İmposter sendromunda ise bu hisler geçici olmaktan çıkar. Başarıyı içselleştirmeyi engeller ve kişi, objektif başarılara rağmen kendini sahte ya da yetersiz hissetmeye devam eder (Sakulku & Alexander, 2011). Yani işe girişte yaşanan kaygı zamanla azalırken, imposter sendromuna özgü duygular daha kalıcıdır.
İş Yaşamına Yansımaları
İmposter sendromu yaşayan çalışanlar, risk almaktan kaçındıkları için yeni fırsatları değerlendirmekte zorlanabilir ya da yaratıcı fikirlerini paylaşmaktan çekinebilir. Çok soru sormaktan bile korkarak kendilerini geri planda tutabilirler. Bu da hem bireyin hem de kurumun gelişimini sınırlar.
İmposter sendromu resmi bir ruh sağlığı tanısı değildir. Ancak ruh sağlığını ciddi ölçüde etkileyebilir. Zamanla yüksek stres, tükenmişlik, kaygı bozuklukları ve depresyona zemin hazırlayabilir.

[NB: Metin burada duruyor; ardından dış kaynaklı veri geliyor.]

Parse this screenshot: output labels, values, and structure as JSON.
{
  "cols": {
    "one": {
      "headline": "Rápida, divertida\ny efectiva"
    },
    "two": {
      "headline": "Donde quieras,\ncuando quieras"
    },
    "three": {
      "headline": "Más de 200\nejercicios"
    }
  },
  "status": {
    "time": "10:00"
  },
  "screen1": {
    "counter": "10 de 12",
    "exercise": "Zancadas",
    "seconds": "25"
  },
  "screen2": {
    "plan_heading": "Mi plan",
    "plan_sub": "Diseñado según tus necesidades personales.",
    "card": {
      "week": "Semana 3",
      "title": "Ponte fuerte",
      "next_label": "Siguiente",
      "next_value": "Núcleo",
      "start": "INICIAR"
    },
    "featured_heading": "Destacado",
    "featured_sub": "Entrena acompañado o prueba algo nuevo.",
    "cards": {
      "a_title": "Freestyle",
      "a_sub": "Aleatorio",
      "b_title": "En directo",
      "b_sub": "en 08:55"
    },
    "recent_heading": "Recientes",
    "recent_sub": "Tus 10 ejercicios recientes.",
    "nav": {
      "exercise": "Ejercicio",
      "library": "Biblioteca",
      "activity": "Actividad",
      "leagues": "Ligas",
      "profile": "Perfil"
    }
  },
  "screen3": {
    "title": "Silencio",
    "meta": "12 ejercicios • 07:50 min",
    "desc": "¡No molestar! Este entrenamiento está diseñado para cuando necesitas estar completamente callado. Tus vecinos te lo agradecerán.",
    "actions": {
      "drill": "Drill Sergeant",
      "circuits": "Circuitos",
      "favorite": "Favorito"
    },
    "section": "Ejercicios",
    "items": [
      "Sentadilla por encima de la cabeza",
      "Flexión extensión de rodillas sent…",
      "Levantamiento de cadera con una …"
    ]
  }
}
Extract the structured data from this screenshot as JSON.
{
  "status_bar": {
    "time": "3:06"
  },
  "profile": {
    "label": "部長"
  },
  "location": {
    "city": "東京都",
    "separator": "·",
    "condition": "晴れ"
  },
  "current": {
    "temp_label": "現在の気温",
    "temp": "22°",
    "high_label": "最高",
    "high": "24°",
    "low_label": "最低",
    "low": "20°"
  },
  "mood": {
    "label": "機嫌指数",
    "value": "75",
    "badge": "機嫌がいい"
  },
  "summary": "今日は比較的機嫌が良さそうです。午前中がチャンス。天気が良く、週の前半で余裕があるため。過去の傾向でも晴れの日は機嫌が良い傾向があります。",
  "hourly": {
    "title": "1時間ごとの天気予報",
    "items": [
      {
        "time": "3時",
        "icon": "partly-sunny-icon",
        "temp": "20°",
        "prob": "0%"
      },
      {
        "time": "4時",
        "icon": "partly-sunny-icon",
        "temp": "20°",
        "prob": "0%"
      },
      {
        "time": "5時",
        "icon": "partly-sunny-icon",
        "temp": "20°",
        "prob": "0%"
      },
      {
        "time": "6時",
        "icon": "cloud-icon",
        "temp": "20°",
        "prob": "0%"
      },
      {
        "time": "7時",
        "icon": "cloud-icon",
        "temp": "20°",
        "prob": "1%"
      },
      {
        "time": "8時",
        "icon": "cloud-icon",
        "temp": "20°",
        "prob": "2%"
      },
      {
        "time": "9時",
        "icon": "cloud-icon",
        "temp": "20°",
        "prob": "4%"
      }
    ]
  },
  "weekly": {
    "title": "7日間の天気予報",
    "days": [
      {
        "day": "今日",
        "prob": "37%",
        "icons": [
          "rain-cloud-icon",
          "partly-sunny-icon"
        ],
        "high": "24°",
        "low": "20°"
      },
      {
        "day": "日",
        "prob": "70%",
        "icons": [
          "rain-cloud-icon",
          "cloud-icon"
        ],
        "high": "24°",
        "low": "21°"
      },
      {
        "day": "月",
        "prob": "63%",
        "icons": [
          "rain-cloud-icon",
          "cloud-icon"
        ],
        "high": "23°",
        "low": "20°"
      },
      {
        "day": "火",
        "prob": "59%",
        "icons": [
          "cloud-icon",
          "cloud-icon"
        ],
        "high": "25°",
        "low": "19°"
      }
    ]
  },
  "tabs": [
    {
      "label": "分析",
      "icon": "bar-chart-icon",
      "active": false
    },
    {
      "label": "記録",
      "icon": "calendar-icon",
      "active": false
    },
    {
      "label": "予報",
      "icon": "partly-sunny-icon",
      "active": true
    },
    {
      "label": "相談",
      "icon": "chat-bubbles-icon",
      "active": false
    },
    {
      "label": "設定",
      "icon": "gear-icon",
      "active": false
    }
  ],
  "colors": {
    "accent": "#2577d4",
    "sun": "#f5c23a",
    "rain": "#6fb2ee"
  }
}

Buna karşın, iş değiştiren bir çalışanın ilk günlerde kendini güvensiz ve yetersiz hissetmesi çoğu zaman sendrom değil, normal bir adaptasyon sürecidir. Buradaki kritik nokta, bu duyguların ne kadar sürdüğü ve günlük işlevselliği ne ölçüde etkilediğidir.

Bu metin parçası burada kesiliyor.